Blinde Weide, schlafende Frau (S.11-12)

Als ich die Augen schloss, traf mich der Duft des Windes. Ein Maiwind, üppig wie eine Frucht, mit rauer Schale, weichem Fruchtfleisch und zahllosen Samenkörnchen. Das Fruchtfleisch barst in der Luft, die Samen prasselten wie milder Schrot auf meine bloßen Arme und hinterließen einen Anflug von Schmerz.
»Wie spät ist es?«, fragte mich mein Cousin.
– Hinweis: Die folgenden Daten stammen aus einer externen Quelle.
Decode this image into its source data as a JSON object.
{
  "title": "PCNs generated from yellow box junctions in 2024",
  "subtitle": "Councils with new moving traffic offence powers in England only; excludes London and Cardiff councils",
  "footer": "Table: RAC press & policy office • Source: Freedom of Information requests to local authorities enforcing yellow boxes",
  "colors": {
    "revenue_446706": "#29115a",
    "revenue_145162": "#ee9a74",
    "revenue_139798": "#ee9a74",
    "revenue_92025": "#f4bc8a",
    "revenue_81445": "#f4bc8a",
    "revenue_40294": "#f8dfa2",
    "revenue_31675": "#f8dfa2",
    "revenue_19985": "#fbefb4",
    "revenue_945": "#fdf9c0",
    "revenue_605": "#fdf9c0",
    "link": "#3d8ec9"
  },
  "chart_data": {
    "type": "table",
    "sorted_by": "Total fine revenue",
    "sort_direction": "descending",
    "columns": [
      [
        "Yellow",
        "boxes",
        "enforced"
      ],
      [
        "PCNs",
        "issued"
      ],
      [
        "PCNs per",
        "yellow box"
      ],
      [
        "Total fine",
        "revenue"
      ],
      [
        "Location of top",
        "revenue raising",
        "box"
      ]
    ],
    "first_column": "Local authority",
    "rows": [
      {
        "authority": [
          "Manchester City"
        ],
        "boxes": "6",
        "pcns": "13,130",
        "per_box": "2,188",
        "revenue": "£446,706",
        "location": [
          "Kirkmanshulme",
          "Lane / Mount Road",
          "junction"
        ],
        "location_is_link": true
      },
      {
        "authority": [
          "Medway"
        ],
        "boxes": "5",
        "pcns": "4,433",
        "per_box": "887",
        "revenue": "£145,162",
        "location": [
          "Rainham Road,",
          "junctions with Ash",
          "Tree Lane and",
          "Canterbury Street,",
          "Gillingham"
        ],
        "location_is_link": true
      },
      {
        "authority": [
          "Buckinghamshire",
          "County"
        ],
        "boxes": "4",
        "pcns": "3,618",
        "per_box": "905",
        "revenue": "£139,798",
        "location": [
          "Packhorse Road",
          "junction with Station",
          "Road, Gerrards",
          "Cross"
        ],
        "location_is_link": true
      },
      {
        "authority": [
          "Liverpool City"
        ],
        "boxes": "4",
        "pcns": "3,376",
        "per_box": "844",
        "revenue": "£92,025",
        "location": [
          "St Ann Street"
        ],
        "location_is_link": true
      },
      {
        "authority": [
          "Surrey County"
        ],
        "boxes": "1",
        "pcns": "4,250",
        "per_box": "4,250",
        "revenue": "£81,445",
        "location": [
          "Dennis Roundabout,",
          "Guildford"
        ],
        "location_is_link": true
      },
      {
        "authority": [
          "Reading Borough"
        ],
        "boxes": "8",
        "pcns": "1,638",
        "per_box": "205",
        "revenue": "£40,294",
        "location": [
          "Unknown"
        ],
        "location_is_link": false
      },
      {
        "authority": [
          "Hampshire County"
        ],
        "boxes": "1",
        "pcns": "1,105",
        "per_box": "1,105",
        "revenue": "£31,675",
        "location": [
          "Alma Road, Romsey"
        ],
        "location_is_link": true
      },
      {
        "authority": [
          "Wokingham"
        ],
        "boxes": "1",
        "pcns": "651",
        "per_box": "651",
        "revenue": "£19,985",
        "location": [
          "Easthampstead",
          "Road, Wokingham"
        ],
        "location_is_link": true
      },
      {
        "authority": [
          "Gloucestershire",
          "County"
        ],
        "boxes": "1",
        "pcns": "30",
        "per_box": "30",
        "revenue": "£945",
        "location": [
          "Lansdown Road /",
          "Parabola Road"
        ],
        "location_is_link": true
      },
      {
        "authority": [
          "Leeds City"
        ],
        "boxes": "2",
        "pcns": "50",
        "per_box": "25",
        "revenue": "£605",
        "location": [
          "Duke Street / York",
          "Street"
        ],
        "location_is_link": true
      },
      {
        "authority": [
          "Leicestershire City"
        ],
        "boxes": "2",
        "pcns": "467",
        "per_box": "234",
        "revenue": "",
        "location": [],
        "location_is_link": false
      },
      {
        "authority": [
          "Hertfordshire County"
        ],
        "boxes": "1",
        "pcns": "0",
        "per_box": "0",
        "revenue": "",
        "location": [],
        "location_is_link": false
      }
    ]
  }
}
Er war etwa zwanzig Zentimeter kleiner als ich und musste zu mir aufschauen, wenn er mit mir sprach.
Ich sah auf die Uhr. »Zwanzig nach zehn.«
»Geht deine Uhr richtig?«, fragte er.
»Ich glaube schon.«
Er ergriff mein Handgelenk und schaute auf die Uhr. Seine schlanken glatten Finger waren erstaunlich stark. »War die teuer?«
»Nein, ziemlich billig«, sagte ich und warf erneut einen Blick auf den Fahrplan.
Keine Antwort.
Als ich meinen Cousin ansah, schaute er verlegen zu mir auf. Die weißen Zähne in seinem geöffneten Mund wirkten wie verkümmerte Knochen.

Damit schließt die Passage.